A hip replacement, for example, may mean you’ll be able to walk comfortably again. To what extent will the surgery help, and how long will the benefits last? You’ll want realistic expectations.
3. What are the risks?
All operations carry some risk. Weigh the benefits against the risks. Ask about the side effects of the operation, such as the degree of pain you might expect and how long that pain will last.
4. What kind of experience have you had with this surgery?
How many times has the doctor performed this surgery, and what percentage of the people who have had the surgery had successful results? To reduce your risks, you want a doctor who is thoroughly trained in the surgery and who has plenty of experience doing it.
5. Where will the surgery be done?
Many surgeries today are done on an outpatient basis. You go to a hospital or a clinic for the surgery and return home the same day.
6. Will I be put to sleep for the surgery?
Your surgery may require only local anesthesia, which means that just part of your body is numbed for a short time. In case of general anesthesia, you are put to sleep.
7. How long will the surgery and recovery take?
Many surgeries can be done relatively quickly and don’t require an extended stay in a hospital. However, it may be different for your surgery, so you should ask. Also ask whether you’ll need to stay overnight in the hospital, or perhaps stay several days.

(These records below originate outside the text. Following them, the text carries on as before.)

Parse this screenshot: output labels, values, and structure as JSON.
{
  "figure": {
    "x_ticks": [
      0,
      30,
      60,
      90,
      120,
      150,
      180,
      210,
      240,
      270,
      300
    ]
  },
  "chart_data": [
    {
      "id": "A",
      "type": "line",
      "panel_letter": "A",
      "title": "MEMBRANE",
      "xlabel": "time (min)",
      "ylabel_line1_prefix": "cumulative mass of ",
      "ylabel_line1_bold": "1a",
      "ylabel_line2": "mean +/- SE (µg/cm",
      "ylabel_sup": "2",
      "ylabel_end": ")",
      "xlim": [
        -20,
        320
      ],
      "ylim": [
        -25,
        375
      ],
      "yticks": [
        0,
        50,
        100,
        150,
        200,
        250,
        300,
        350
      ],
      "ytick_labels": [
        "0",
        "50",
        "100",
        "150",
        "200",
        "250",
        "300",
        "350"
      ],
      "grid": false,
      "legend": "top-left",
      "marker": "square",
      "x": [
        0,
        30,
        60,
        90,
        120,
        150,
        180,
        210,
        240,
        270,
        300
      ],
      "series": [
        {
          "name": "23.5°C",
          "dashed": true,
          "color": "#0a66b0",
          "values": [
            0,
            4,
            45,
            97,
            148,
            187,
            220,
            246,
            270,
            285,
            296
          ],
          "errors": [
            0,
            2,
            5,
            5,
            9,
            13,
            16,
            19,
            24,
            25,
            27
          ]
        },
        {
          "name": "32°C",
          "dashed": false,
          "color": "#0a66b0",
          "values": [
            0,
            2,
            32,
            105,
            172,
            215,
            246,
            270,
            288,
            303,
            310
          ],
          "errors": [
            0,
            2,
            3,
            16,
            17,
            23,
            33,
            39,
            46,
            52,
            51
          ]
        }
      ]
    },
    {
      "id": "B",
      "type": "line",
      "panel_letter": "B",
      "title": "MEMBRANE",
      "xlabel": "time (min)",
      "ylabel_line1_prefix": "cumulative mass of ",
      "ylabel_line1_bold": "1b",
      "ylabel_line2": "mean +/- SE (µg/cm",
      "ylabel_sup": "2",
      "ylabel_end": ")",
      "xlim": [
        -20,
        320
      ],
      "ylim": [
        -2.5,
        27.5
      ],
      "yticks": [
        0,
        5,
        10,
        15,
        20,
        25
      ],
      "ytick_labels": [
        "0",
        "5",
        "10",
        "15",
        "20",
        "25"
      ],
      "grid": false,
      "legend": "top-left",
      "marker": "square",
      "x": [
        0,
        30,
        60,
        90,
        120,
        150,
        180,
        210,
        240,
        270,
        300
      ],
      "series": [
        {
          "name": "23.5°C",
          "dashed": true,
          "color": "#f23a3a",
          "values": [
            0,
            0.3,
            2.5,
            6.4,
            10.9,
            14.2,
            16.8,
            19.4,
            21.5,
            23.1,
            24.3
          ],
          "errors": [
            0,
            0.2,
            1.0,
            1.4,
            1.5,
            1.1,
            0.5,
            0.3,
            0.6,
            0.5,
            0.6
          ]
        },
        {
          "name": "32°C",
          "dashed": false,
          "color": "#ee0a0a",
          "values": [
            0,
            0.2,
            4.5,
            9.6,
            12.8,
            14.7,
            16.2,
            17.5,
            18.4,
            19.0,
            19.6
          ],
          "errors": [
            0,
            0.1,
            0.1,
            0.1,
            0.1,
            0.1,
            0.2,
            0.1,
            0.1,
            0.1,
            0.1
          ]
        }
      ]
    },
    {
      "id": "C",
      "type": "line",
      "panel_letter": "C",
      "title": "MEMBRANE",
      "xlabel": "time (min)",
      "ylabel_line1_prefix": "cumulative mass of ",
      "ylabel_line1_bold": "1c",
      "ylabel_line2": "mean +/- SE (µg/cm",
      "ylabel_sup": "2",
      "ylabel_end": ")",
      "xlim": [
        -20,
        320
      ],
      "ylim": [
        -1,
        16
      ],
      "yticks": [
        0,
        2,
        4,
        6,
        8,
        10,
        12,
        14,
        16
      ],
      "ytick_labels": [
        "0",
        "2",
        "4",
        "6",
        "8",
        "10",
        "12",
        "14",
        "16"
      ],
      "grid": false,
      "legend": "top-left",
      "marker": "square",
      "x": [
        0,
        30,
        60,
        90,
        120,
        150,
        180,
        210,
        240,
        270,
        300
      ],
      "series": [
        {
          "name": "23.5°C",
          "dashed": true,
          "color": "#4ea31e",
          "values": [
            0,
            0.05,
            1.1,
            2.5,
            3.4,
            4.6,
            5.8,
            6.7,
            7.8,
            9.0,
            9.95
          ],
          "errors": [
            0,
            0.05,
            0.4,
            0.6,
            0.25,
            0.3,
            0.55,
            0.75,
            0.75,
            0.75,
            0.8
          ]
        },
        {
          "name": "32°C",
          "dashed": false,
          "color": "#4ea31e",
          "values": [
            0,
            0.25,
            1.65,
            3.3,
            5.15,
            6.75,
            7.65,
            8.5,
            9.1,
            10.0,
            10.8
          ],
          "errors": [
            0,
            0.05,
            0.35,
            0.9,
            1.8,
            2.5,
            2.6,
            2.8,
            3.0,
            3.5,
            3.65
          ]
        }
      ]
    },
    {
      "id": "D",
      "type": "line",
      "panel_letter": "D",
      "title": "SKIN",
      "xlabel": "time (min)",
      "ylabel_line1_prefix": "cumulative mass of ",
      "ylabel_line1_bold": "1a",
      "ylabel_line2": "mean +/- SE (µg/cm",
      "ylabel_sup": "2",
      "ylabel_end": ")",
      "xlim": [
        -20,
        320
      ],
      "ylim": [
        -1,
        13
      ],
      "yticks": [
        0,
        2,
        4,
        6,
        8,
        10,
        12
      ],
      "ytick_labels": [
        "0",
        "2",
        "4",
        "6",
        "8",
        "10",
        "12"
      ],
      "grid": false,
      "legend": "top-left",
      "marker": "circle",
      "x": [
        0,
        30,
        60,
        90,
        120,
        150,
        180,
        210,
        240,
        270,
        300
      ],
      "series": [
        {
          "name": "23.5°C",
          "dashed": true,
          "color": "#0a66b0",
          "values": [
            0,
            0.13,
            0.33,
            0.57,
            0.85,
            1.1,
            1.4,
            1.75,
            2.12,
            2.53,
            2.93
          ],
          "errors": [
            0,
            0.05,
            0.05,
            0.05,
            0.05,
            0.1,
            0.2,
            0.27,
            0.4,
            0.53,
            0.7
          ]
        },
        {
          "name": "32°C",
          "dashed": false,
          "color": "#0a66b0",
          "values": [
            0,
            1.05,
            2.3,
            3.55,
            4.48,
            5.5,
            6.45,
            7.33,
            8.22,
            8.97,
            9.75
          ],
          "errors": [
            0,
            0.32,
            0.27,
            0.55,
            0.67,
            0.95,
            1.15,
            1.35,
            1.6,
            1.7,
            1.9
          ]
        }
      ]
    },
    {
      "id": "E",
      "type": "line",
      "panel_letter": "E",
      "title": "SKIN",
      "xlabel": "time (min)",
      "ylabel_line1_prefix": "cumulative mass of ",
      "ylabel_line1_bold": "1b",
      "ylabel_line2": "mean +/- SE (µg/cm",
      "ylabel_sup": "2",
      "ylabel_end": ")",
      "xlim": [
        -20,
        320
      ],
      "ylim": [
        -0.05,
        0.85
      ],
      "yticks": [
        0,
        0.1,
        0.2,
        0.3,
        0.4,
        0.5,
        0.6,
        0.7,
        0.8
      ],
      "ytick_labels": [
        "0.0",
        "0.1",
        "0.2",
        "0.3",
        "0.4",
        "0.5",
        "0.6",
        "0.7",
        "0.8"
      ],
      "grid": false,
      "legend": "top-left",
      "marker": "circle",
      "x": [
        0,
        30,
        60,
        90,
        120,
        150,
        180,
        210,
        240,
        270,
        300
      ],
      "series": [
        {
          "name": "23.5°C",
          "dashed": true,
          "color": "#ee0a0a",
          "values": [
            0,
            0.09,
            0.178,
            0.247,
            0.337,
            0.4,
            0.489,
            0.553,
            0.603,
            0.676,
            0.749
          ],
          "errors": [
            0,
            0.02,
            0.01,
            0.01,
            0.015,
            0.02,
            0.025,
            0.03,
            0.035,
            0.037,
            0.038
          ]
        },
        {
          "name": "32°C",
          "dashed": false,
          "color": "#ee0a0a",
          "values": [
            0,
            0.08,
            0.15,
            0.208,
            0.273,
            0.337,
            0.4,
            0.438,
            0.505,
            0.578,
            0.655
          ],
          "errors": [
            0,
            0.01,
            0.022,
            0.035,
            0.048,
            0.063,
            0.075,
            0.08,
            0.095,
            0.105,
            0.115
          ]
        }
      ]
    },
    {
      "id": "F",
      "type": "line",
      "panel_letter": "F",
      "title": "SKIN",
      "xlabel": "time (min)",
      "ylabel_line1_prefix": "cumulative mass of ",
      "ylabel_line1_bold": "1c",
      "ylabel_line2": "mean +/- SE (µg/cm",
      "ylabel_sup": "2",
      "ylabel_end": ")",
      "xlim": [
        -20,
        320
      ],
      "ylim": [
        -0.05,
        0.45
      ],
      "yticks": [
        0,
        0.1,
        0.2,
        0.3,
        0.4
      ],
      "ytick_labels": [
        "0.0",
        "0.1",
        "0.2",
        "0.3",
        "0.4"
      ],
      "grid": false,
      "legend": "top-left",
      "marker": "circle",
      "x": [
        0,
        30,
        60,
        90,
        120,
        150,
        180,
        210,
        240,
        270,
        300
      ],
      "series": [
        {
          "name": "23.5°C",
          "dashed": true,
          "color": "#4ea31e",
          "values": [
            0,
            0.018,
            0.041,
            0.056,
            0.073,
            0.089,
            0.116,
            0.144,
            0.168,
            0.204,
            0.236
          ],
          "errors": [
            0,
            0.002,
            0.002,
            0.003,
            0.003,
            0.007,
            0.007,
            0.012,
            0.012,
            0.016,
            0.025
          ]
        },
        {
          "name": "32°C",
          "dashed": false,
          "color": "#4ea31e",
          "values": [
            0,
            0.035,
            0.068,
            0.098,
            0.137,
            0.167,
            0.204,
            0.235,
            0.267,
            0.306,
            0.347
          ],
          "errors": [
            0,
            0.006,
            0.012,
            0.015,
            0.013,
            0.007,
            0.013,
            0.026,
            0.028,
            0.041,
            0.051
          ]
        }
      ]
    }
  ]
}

You’ll want to know when most people are able to resume their normal activities, such as doing chores around the house and returning to work. You may think there would be no harm in lifting a sack of groceries after a week or two. But there might be. Follow your doctor’s advice as carefully as possible. Also ask your surgeon if you’ll have any restrictions on what you can eat or drink before or after the surgery.
8. What will it cost me?
Health insurance coverage varies. You may not have to pay anything. You might have a deductible to meet. Or perhaps you’ll have to pay a percentage of the cost. The doctor’s office can usually give you information about this, but you also need to check with your insurance company. Be aware there will be both a surgeon’s fee and a hospital or facility fee — know the cost of both. Be certain to know if you are responsible for a flat copay — a set amount for the surgery — or if you have to pay a percentage of the bill. There’s a big difference.
9. Should I get a second opinion?
If, after asking all these questions and others, you still have unanswered questions, are unsatisfied with the answers or are still uncomfortable about surgery, you may want to consider the advice of another doctor.
A second opinion, also called a consultation, can be a good way for you to get some more perspective on your surgical options. If you seek a second opinion, do so with someone with expertise doing the surgery. Your primary care doctor may be able to help suggest someone for a second opinion. Keep in mind that a second opinion isn’t necessarily any better than the first one. If there’s disagreement, or agreement, between the two opinions, it’s still up to you to evaluate what choice you feel most comfortable with.